La SCA Cooperl demande à la cour de:
— réformer le jugement rendu le 27 novembre 2014 par le tribunal de commerce de Rennes sauf en ce qu’il a retenu le principe de responsabilité de la SAS Maguin ainsi que la garantie d’Axa France,
— condamner in solidum les sociétés Maguin et Axa France au paiement à la concluante des sommes de :
* 2 486 453 euros HT, soit 2 973 797 euros TTC au titre des surcoûts subis à raison du dysfonctionnement de la chaîne d’incinération (pertes de charges) telle qu’installée par la SAS Maguin jusqu’aux travaux de reprise en avril 2010,
* 479 000 euros HT, soit 572 884 euros TTC au titre du manque à gagner lié aux farines et boues de villes.
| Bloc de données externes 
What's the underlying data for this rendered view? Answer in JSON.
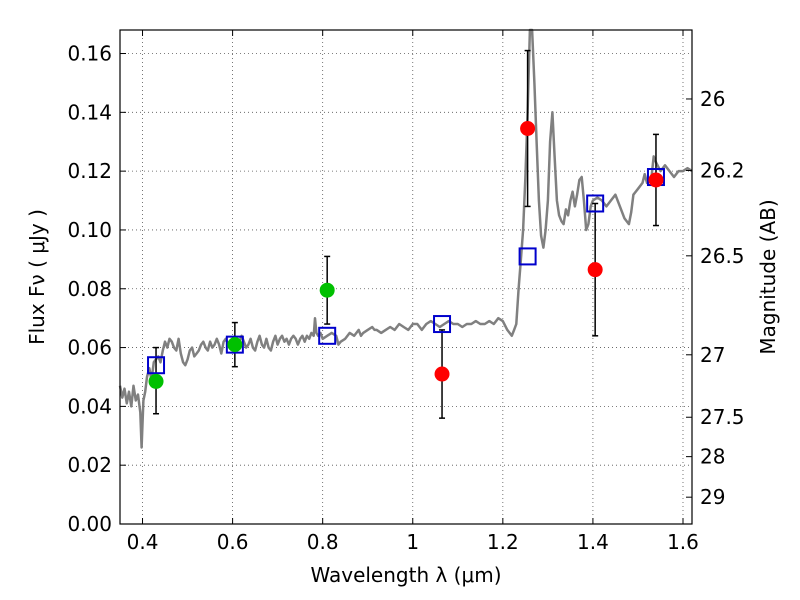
{
  "chart_data": {
    "type": "scatter",
    "xlabel": "Wavelength  λ (μm)",
    "ylabel": "Flux  Fν  ( μJy )",
    "ylabel_right": "Magnitude (AB)",
    "xlim": [
      0.35,
      1.62
    ],
    "ylim": [
      0.0,
      0.168
    ],
    "grid": true,
    "x_ticks": [
      0.4,
      0.6,
      0.8,
      1.0,
      1.2,
      1.4,
      1.6
    ],
    "x_tick_labels": [
      "0.4",
      "0.6",
      "0.8",
      "1",
      "1.2",
      "1.4",
      "1.6"
    ],
    "y_ticks": [
      0.0,
      0.02,
      0.04,
      0.06,
      0.08,
      0.1,
      0.12,
      0.14,
      0.16
    ],
    "y_tick_labels": [
      "0.00",
      "0.02",
      "0.04",
      "0.06",
      "0.08",
      "0.10",
      "0.12",
      "0.14",
      "0.16"
    ],
    "right_ticks": [
      {
        "label": "26",
        "mag": 26.0
      },
      {
        "label": "26.2",
        "mag": 26.2
      },
      {
        "label": "26.5",
        "mag": 26.5
      },
      {
        "label": "27",
        "mag": 27.0
      },
      {
        "label": "27.5",
        "mag": 27.5
      },
      {
        "label": "28",
        "mag": 28.0
      },
      {
        "label": "29",
        "mag": 29.0
      }
    ],
    "colors": {
      "spectrum": "#808080",
      "model_box": "#0000cc",
      "green_points": "#00c000",
      "red_points": "#ff0000",
      "errorbar": "#000000",
      "grid": "#555555"
    },
    "spectrum": [
      [
        0.35,
        0.047
      ],
      [
        0.355,
        0.043
      ],
      [
        0.36,
        0.046
      ],
      [
        0.365,
        0.041
      ],
      [
        0.37,
        0.045
      ],
      [
        0.375,
        0.04
      ],
      [
        0.38,
        0.047
      ],
      [
        0.385,
        0.042
      ],
      [
        0.39,
        0.044
      ],
      [
        0.395,
        0.038
      ],
      [
        0.398,
        0.026
      ],
      [
        0.402,
        0.042
      ],
      [
        0.406,
        0.045
      ],
      [
        0.41,
        0.05
      ],
      [
        0.415,
        0.053
      ],
      [
        0.42,
        0.049
      ],
      [
        0.425,
        0.055
      ],
      [
        0.43,
        0.056
      ],
      [
        0.435,
        0.057
      ],
      [
        0.44,
        0.055
      ],
      [
        0.445,
        0.059
      ],
      [
        0.45,
        0.062
      ],
      [
        0.455,
        0.06
      ],
      [
        0.46,
        0.063
      ],
      [
        0.465,
        0.062
      ],
      [
        0.47,
        0.06
      ],
      [
        0.475,
        0.059
      ],
      [
        0.48,
        0.063
      ],
      [
        0.485,
        0.058
      ],
      [
        0.49,
        0.055
      ],
      [
        0.495,
        0.054
      ],
      [
        0.5,
        0.056
      ],
      [
        0.505,
        0.059
      ],
      [
        0.51,
        0.06
      ],
      [
        0.515,
        0.057
      ],
      [
        0.52,
        0.058
      ],
      [
        0.525,
        0.059
      ],
      [
        0.53,
        0.061
      ],
      [
        0.535,
        0.062
      ],
      [
        0.54,
        0.06
      ],
      [
        0.545,
        0.059
      ],
      [
        0.55,
        0.062
      ],
      [
        0.555,
        0.06
      ],
      [
        0.56,
        0.061
      ],
      [
        0.565,
        0.063
      ],
      [
        0.57,
        0.061
      ],
      [
        0.575,
        0.058
      ],
      [
        0.58,
        0.062
      ],
      [
        0.585,
        0.063
      ],
      [
        0.59,
        0.061
      ],
      [
        0.6,
        0.062
      ],
      [
        0.61,
        0.059
      ],
      [
        0.615,
        0.062
      ],
      [
        0.62,
        0.064
      ],
      [
        0.625,
        0.062
      ],
      [
        0.63,
        0.06
      ],
      [
        0.635,
        0.061
      ],
      [
        0.64,
        0.063
      ],
      [
        0.645,
        0.06
      ],
      [
        0.65,
        0.059
      ],
      [
        0.655,
        0.062
      ],
      [
        0.66,
        0.064
      ],
      [
        0.665,
        0.061
      ],
      [
        0.67,
        0.06
      ],
      [
        0.675,
        0.063
      ],
      [
        0.68,
        0.06
      ],
      [
        0.685,
        0.059
      ],
      [
        0.69,
        0.062
      ],
      [
        0.695,
        0.064
      ],
      [
        0.7,
        0.061
      ],
      [
        0.705,
        0.063
      ],
      [
        0.71,
        0.064
      ],
      [
        0.715,
        0.062
      ],
      [
        0.72,
        0.063
      ],
      [
        0.725,
        0.061
      ],
      [
        0.73,
        0.063
      ],
      [
        0.735,
        0.064
      ],
      [
        0.74,
        0.063
      ],
      [
        0.745,
        0.061
      ],
      [
        0.75,
        0.063
      ],
      [
        0.755,
        0.064
      ],
      [
        0.76,
        0.062
      ],
      [
        0.765,
        0.064
      ],
      [
        0.77,
        0.063
      ],
      [
        0.775,
        0.065
      ],
      [
        0.78,
        0.064
      ],
      [
        0.783,
        0.07
      ],
      [
        0.786,
        0.065
      ],
      [
        0.79,
        0.064
      ],
      [
        0.795,
        0.065
      ],
      [
        0.8,
        0.063
      ],
      [
        0.81,
        0.064
      ],
      [
        0.82,
        0.065
      ],
      [
        0.83,
        0.064
      ],
      [
        0.835,
        0.061
      ],
      [
        0.84,
        0.062
      ],
      [
        0.85,
        0.063
      ],
      [
        0.86,
        0.065
      ],
      [
        0.87,
        0.064
      ],
      [
        0.88,
        0.066
      ],
      [
        0.885,
        0.064
      ],
      [
        0.89,
        0.065
      ],
      [
        0.9,
        0.066
      ],
      [
        0.91,
        0.067
      ],
      [
        0.915,
        0.066
      ],
      [
        0.92,
        0.066
      ],
      [
        0.93,
        0.065
      ],
      [
        0.94,
        0.066
      ],
      [
        0.95,
        0.067
      ],
      [
        0.96,
        0.066
      ],
      [
        0.97,
        0.068
      ],
      [
        0.98,
        0.067
      ],
      [
        0.99,
        0.066
      ],
      [
        1.0,
        0.068
      ],
      [
        1.01,
        0.068
      ],
      [
        1.02,
        0.066
      ],
      [
        1.03,
        0.068
      ],
      [
        1.04,
        0.069
      ],
      [
        1.05,
        0.068
      ],
      [
        1.06,
        0.067
      ],
      [
        1.07,
        0.068
      ],
      [
        1.08,
        0.069
      ],
      [
        1.09,
        0.068
      ],
      [
        1.1,
        0.068
      ],
      [
        1.11,
        0.067
      ],
      [
        1.12,
        0.068
      ],
      [
        1.13,
        0.068
      ],
      [
        1.14,
        0.069
      ],
      [
        1.15,
        0.068
      ],
      [
        1.16,
        0.068
      ],
      [
        1.17,
        0.069
      ],
      [
        1.18,
        0.068
      ],
      [
        1.19,
        0.07
      ],
      [
        1.2,
        0.069
      ],
      [
        1.21,
        0.066
      ],
      [
        1.215,
        0.065
      ],
      [
        1.22,
        0.064
      ],
      [
        1.225,
        0.066
      ],
      [
        1.23,
        0.068
      ],
      [
        1.235,
        0.08
      ],
      [
        1.24,
        0.09
      ],
      [
        1.245,
        0.1
      ],
      [
        1.25,
        0.118
      ],
      [
        1.255,
        0.14
      ],
      [
        1.26,
        0.168
      ],
      [
        1.265,
        0.168
      ],
      [
        1.27,
        0.15
      ],
      [
        1.275,
        0.13
      ],
      [
        1.28,
        0.11
      ],
      [
        1.285,
        0.098
      ],
      [
        1.29,
        0.094
      ],
      [
        1.295,
        0.1
      ],
      [
        1.3,
        0.11
      ],
      [
        1.305,
        0.13
      ],
      [
        1.31,
        0.14
      ],
      [
        1.315,
        0.125
      ],
      [
        1.32,
        0.11
      ],
      [
        1.325,
        0.105
      ],
      [
        1.33,
        0.103
      ],
      [
        1.335,
        0.102
      ],
      [
        1.34,
        0.107
      ],
      [
        1.345,
        0.105
      ],
      [
        1.35,
        0.11
      ],
      [
        1.355,
        0.113
      ],
      [
        1.36,
        0.108
      ],
      [
        1.365,
        0.112
      ],
      [
        1.37,
        0.117
      ],
      [
        1.375,
        0.118
      ],
      [
        1.38,
        0.11
      ],
      [
        1.385,
        0.1
      ],
      [
        1.39,
        0.102
      ],
      [
        1.395,
        0.108
      ],
      [
        1.4,
        0.11
      ],
      [
        1.41,
        0.111
      ],
      [
        1.42,
        0.11
      ],
      [
        1.43,
        0.108
      ],
      [
        1.44,
        0.11
      ],
      [
        1.45,
        0.112
      ],
      [
        1.46,
        0.108
      ],
      [
        1.47,
        0.104
      ],
      [
        1.48,
        0.102
      ],
      [
        1.485,
        0.106
      ],
      [
        1.49,
        0.112
      ],
      [
        1.5,
        0.114
      ],
      [
        1.51,
        0.116
      ],
      [
        1.515,
        0.119
      ],
      [
        1.52,
        0.116
      ],
      [
        1.53,
        0.118
      ],
      [
        1.535,
        0.125
      ],
      [
        1.54,
        0.123
      ],
      [
        1.55,
        0.12
      ],
      [
        1.56,
        0.122
      ],
      [
        1.57,
        0.12
      ],
      [
        1.58,
        0.118
      ],
      [
        1.59,
        0.12
      ],
      [
        1.6,
        0.12
      ],
      [
        1.61,
        0.121
      ],
      [
        1.62,
        0.12
      ]
    ],
    "model_boxes": [
      {
        "x": 0.43,
        "y": 0.054
      },
      {
        "x": 0.605,
        "y": 0.061
      },
      {
        "x": 0.81,
        "y": 0.064
      },
      {
        "x": 1.065,
        "y": 0.068
      },
      {
        "x": 1.255,
        "y": 0.091
      },
      {
        "x": 1.405,
        "y": 0.109
      },
      {
        "x": 1.54,
        "y": 0.118
      }
    ],
    "green_points": [
      {
        "x": 0.43,
        "y": 0.0485,
        "err_low": 0.011,
        "err_high": 0.0115
      },
      {
        "x": 0.605,
        "y": 0.061,
        "err_low": 0.0075,
        "err_high": 0.0075
      },
      {
        "x": 0.81,
        "y": 0.0795,
        "err_low": 0.0115,
        "err_high": 0.0115
      }
    ],
    "red_points": [
      {
        "x": 1.065,
        "y": 0.051,
        "err_low": 0.015,
        "err_high": 0.015
      },
      {
        "x": 1.255,
        "y": 0.1345,
        "err_low": 0.0265,
        "err_high": 0.0265
      },
      {
        "x": 1.405,
        "y": 0.0865,
        "err_low": 0.0225,
        "err_high": 0.0225
      },
      {
        "x": 1.54,
        "y": 0.117,
        "err_low": 0.0155,
        "err_high": 0.0155
      }
    ]
  }
}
* 8 000 euros au titre de la panne du variateur,
* 24 000 euros au titre du surcoût de main d''uvre
* 50 000 euros sur le fondement de l’article 700 du code de procédure civile,
— condamner la SAS Maguin à lui payer la somme de 14 861,75 euros HT, soit 17 774,65 euros TTC au titre des factures d’intervention d’autres sociétés pour le sinistre,
— débouter la SAS Maguin de l’intégralité de ses demandes tendant à dire et juger irrecevable ou à débouter la concluante de ses demandes et prétentions et débouter la société Maguin de toute demande de condamnation à l’encontre de la concluante,
— débouter la société AXA France de ses demandes tendant à débouter la concluante de ses demandes et la débouter également de toute demande de condamnation à l’encontre de la concluante,
— condamner in solidum les sociétés Maguin et Axa France aux entiers dépens comprenant les dépens de l’instance en référé ayant abouti à la désignation de Monsieur Xh, les frais et honoraires des experts, le coût des constats dressés par Maître Y les 29 juillet 2008, 19 septembre 2008, 17 octobre 2008 et 26 novembre 2008, et les dépens de la présente instance qui seront recouvrés conformément à l’article 699 du Code de Procédure civile.
MOTIFS DE LA DECISION
- sur la portée de l’arrêt de la cour de cassation :
Par son arrêt du 6 juin 2018, la Cour de cassation, sur le moyen tiré de la validité de la clause limitative de réparation invoquée par la SAS Maguin, a cassé et annulé l’arrêt de la cour d’appel de Rennes en date du 31 janvier 2017 en ses dispositions :
— condamnant la SAS Maguin à payer à la SCA Cooperl la somme de 1 686 576,47 euros à titre de réparation,
- condamnant la SA Axa France Iard à garantir le surplus des condamnations prononcées à l’encontre de la SAS Maguin par le jugement confirmé en tenant compte de la franchise contractuelle et des plafonds de garantie fixés pour les dommages immatériels.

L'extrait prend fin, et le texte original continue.